By default, the Egress HTTP Proxy image listens on TCP port 8080, which allows us to create a service such as the following:
$ oc create service –name egress-http –namespace egress-routers –port=8080 –selector=egress-http
And eventually use that service from other OpenShift containers, based on environment variable proper definition:
$ oc rsh -n too jenkins-1-xyz
sh-4.2$ $ https_proxy=http://egress-http.egress-routers.svc:8080 http_proxy=http://egress-http.egress-routers.svc:8080/ curl -vfsL http://free.fr -o /dev/null
[… 200 OK …]
sh-4.2$ https_proxy=http://egress-http.egress-routers.svc:8080 http_proxy=http://egress-http.egress-routers.svc:8080/ curl -vfsL http://perdu.com -o /dev/null
[… 403 forbidden …]
As for our Redirect Egress Router, running tcpdump on our gateway would confirm traffic is properly NAT-ed:
# tcpdump -vvni vlan5 host 10.42.253.43
[…]
12:11:37.385219 212.27.48.10.443 > 10.42.253.43.55906: . [bad tcp cksum b96! -> 9b9f] 3563:3563(0) ack 446 win 30016 [tos 0x4] (ttl 63, id 1503, len 40)
12:11:37.385332 212.27.48.10.443 > 10.42.253.43.55906: F [bad tcp cksum b96! -> 9ba0] 3562:3562(0) ack 445 win 30016 [tos 0x4] (ttl 63, id 40993, len 40)
12:11:37.385608 10.42.253.43.55908 > 212.27.48.10.443: . [tcp sum ok] 472:472(0) ack 59942 win 64800 (DF) (ttl 64, id 1694, len 40)
12:11:37.385612 10.42.253.43.55906 > 212.27.48.10.443: . [tcp sum ok] 446:446(0) ack 3563 win 40320 (DF) (ttl 64, id 1695, len 40)
While our router ARP table would show records similar to Redirect Egress Router ones:
# arp -na | grep 10.42.253.43
10.42.253.43 d2:87:15:45:1c:28 vlan5 18m52s
Depending on security requirements and the kind of service we want to query, OpenShift is pretty flexible.
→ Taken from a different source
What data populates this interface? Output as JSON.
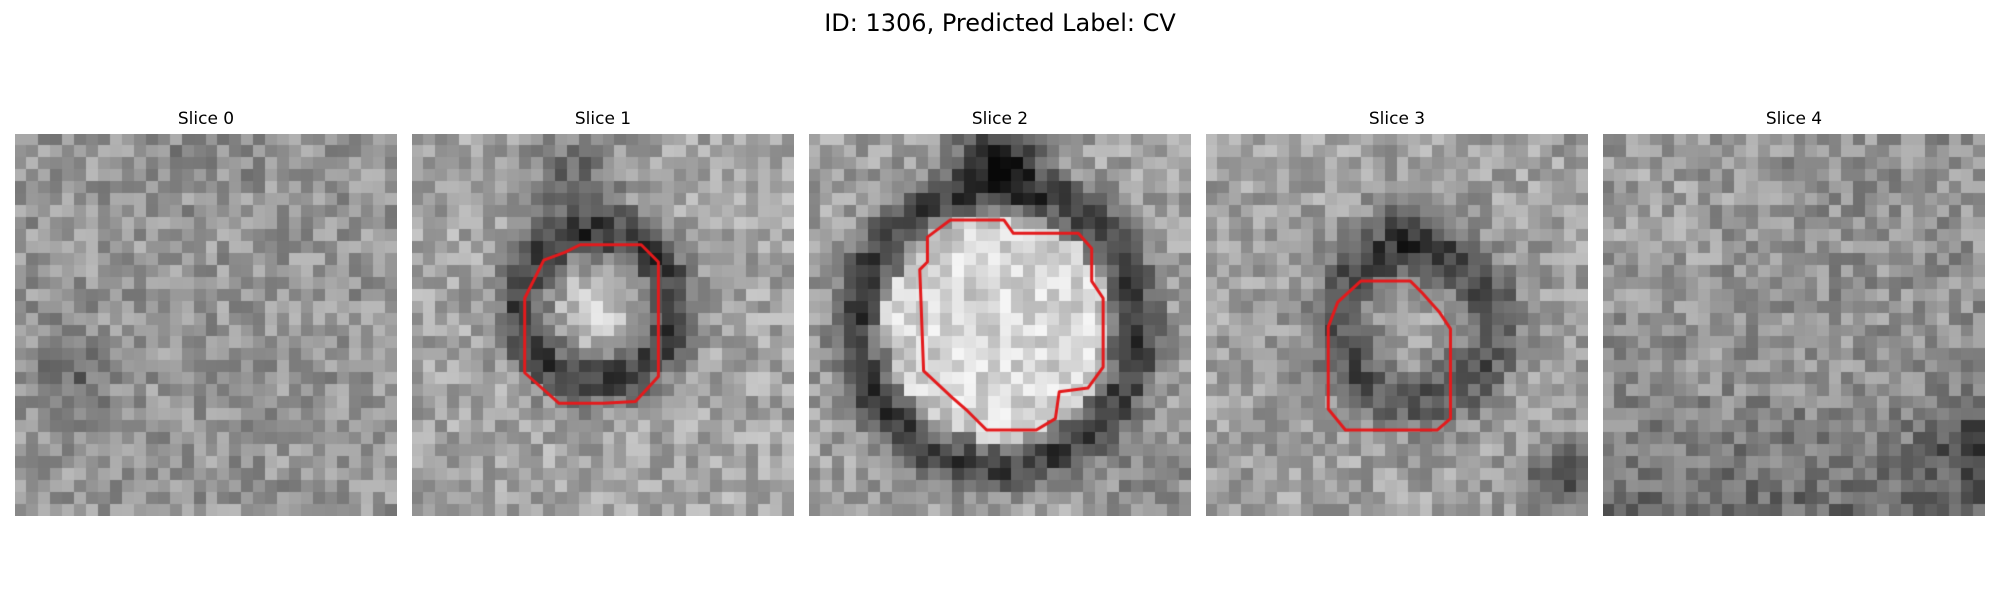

Although the above configurations do not represent an exhaustive view of existing implementations, we did cover the most basic use cases from OpenShift documentations, which are more likely to remain supported.
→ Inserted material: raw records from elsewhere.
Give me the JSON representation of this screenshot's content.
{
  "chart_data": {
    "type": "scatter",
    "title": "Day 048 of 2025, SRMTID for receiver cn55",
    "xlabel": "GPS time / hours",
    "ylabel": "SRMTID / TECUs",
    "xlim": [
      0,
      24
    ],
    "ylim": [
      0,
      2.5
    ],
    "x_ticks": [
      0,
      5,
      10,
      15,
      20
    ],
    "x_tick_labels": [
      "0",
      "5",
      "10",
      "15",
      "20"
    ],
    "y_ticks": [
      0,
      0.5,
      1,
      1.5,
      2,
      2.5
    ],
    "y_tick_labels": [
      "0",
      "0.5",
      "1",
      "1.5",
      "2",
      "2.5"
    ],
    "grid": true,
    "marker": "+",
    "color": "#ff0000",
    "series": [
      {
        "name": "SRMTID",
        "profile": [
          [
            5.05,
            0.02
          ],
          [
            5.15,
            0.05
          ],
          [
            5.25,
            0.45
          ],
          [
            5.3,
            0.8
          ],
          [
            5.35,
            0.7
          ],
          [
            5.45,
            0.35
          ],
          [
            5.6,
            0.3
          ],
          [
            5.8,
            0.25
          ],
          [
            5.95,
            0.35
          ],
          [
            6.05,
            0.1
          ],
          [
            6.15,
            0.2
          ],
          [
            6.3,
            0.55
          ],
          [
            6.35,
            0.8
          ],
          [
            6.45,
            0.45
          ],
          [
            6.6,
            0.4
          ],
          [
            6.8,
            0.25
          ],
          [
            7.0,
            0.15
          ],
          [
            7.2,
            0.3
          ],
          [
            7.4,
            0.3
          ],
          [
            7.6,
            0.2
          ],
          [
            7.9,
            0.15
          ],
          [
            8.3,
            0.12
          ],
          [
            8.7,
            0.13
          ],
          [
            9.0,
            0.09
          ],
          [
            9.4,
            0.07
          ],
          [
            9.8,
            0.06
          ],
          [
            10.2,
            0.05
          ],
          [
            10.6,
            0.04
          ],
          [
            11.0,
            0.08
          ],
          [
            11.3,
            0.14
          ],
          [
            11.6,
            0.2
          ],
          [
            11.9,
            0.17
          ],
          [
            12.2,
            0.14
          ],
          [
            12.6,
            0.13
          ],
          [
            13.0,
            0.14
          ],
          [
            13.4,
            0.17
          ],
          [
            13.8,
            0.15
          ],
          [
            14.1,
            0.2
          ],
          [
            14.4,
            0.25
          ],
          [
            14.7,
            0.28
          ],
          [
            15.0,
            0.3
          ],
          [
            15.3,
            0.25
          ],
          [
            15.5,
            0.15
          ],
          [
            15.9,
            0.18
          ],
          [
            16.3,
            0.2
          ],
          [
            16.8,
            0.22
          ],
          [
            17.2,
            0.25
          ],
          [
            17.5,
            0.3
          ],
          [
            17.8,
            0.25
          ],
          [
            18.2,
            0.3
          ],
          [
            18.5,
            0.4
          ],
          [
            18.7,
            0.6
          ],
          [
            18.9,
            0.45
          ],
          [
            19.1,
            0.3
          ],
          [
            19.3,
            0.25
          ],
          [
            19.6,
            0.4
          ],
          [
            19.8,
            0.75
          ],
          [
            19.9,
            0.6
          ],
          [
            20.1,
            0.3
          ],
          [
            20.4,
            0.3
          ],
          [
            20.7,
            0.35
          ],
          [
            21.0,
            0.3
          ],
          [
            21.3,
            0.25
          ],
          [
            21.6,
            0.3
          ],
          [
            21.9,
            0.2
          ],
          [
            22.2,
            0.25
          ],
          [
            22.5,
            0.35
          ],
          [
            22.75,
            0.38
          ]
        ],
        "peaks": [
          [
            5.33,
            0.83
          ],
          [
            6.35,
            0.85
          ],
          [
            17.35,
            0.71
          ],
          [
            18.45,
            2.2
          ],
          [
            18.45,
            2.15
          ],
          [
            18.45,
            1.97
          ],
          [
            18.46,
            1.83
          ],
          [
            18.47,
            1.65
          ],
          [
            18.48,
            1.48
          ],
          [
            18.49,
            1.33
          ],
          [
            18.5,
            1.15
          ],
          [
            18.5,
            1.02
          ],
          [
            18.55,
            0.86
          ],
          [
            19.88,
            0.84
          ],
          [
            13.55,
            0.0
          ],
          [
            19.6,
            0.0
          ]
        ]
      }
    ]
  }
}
Whenever possible, using namespace-scoped IPs seems to be easier, as it would not rely on any other service than OpenShift SDN applying proper routing and NAT-ing. Try to offer with several IPs per namespaces, allowing for quick failover, should a node become unavailable.
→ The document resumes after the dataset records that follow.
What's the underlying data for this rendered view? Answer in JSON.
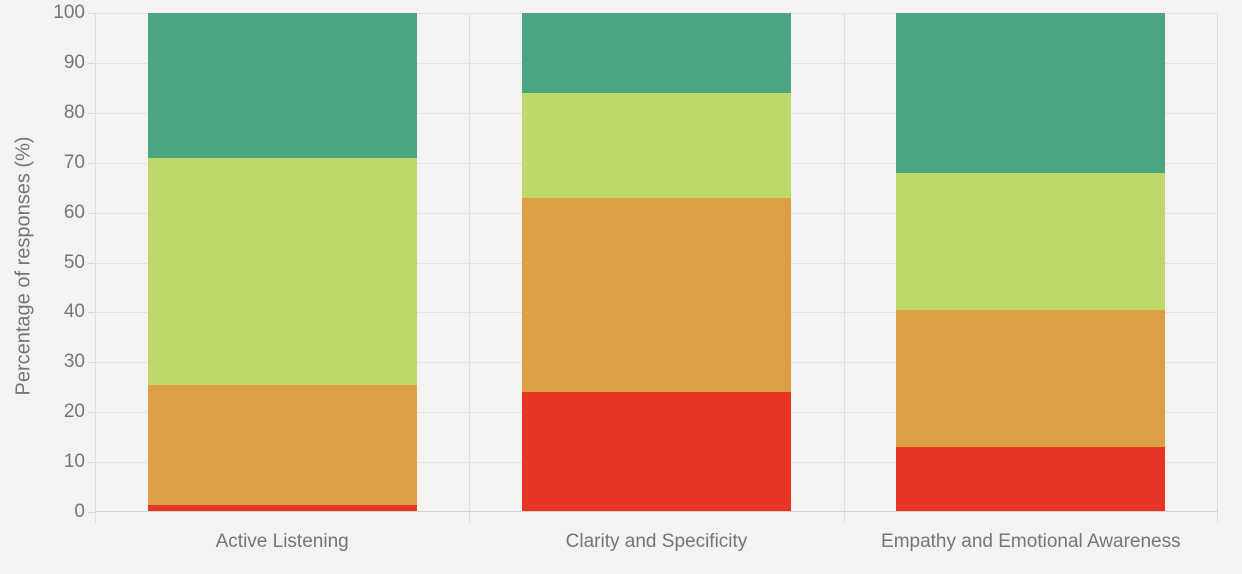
{
  "chart_data": {
    "type": "bar",
    "stacked": true,
    "orientation": "vertical",
    "ylabel": "Percentage of responses (%)",
    "ylim": [
      0,
      100
    ],
    "yticks": [
      0,
      10,
      20,
      30,
      40,
      50,
      60,
      70,
      80,
      90,
      100
    ],
    "grid": true,
    "legend": false,
    "categories": [
      "Active Listening",
      "Clarity and Specificity",
      "Empathy and Emotional Awareness"
    ],
    "series": [
      {
        "name": "red",
        "color": "#e93524",
        "values": [
          1.5,
          24,
          13
        ]
      },
      {
        "name": "orange",
        "color": "#de9e43",
        "values": [
          24,
          39,
          27.5
        ]
      },
      {
        "name": "yellow-green",
        "color": "#bed96a",
        "values": [
          45.5,
          21,
          27.5
        ]
      },
      {
        "name": "teal",
        "color": "#4ba581",
        "values": [
          29,
          16,
          32
        ]
      }
    ]
  },
  "style": {
    "background": "#f4f3f1",
    "gridline_color": "#e5e3e1",
    "vertical_gridline_color": "#e0dedc",
    "axis_line_color": "#d6d4d2",
    "tick_mark_color": "#dbd9d7",
    "text_color": "#737578"
  }
}
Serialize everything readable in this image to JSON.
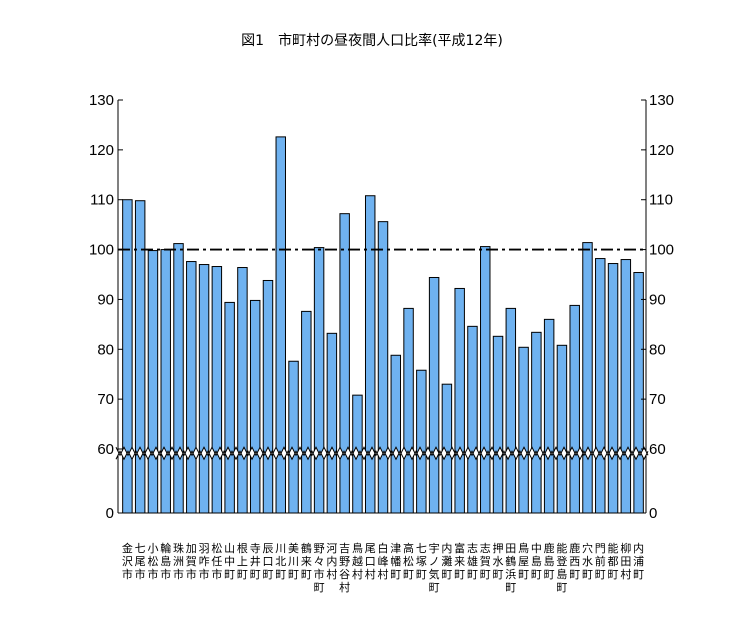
{
  "chart_data": {
    "type": "bar",
    "title": "図1　市町村の昼夜間人口比率(平成12年)",
    "categories": [
      "金沢市",
      "七尾市",
      "小松市",
      "輪島市",
      "珠洲市",
      "加賀市",
      "羽咋市",
      "松任市",
      "山中町",
      "根上町",
      "寺井町",
      "辰口町",
      "川北町",
      "美川町",
      "鶴来町",
      "野々市町",
      "河内村",
      "吉野谷村",
      "鳥越村",
      "尾口村",
      "白峰村",
      "津幡町",
      "高松町",
      "七塚町",
      "宇ノ気町",
      "内灘町",
      "富来町",
      "志雄町",
      "志賀町",
      "押水町",
      "田鶴浜町",
      "鳥屋町",
      "中島町",
      "鹿島町",
      "能登島町",
      "鹿西町",
      "穴水町",
      "門前町",
      "能都町",
      "柳田村",
      "内浦町"
    ],
    "values": [
      110,
      109.8,
      99.8,
      100,
      101.2,
      97.6,
      97,
      96.6,
      89.4,
      96.4,
      89.8,
      93.8,
      122.6,
      77.6,
      87.6,
      100.4,
      83.2,
      107.2,
      70.8,
      110.8,
      105.6,
      78.8,
      88.2,
      75.8,
      94.4,
      73,
      92.2,
      84.6,
      100.6,
      82.6,
      88.2,
      80.4,
      83.4,
      86,
      80.8,
      88.8,
      101.4,
      98.2,
      97.2,
      98,
      95.4
    ],
    "reference_line": 100,
    "y_ticks": [
      0,
      60,
      70,
      80,
      90,
      100,
      110,
      120,
      130
    ],
    "ylim": [
      0,
      130
    ],
    "axis_break": "between 0 and 60",
    "colors": {
      "bar_fill": "#6fb2f0",
      "bar_stroke": "#000000",
      "reference_line": "#000000"
    }
  }
}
If port-based filtering is required, then Redirect Routers are more likely to satisfy, although deploying at least two Pods, using two distinct Egress IPs and node selectors would be recommended, as well as sharing a ConfigMap defining outbound routing.
Similarly, HTTP Proxy Routers would be recommended proxying HTTP traffic, as it would not require anything else than setting a few environment variables and ensuring our runtime does observe environment-based proxy configuration.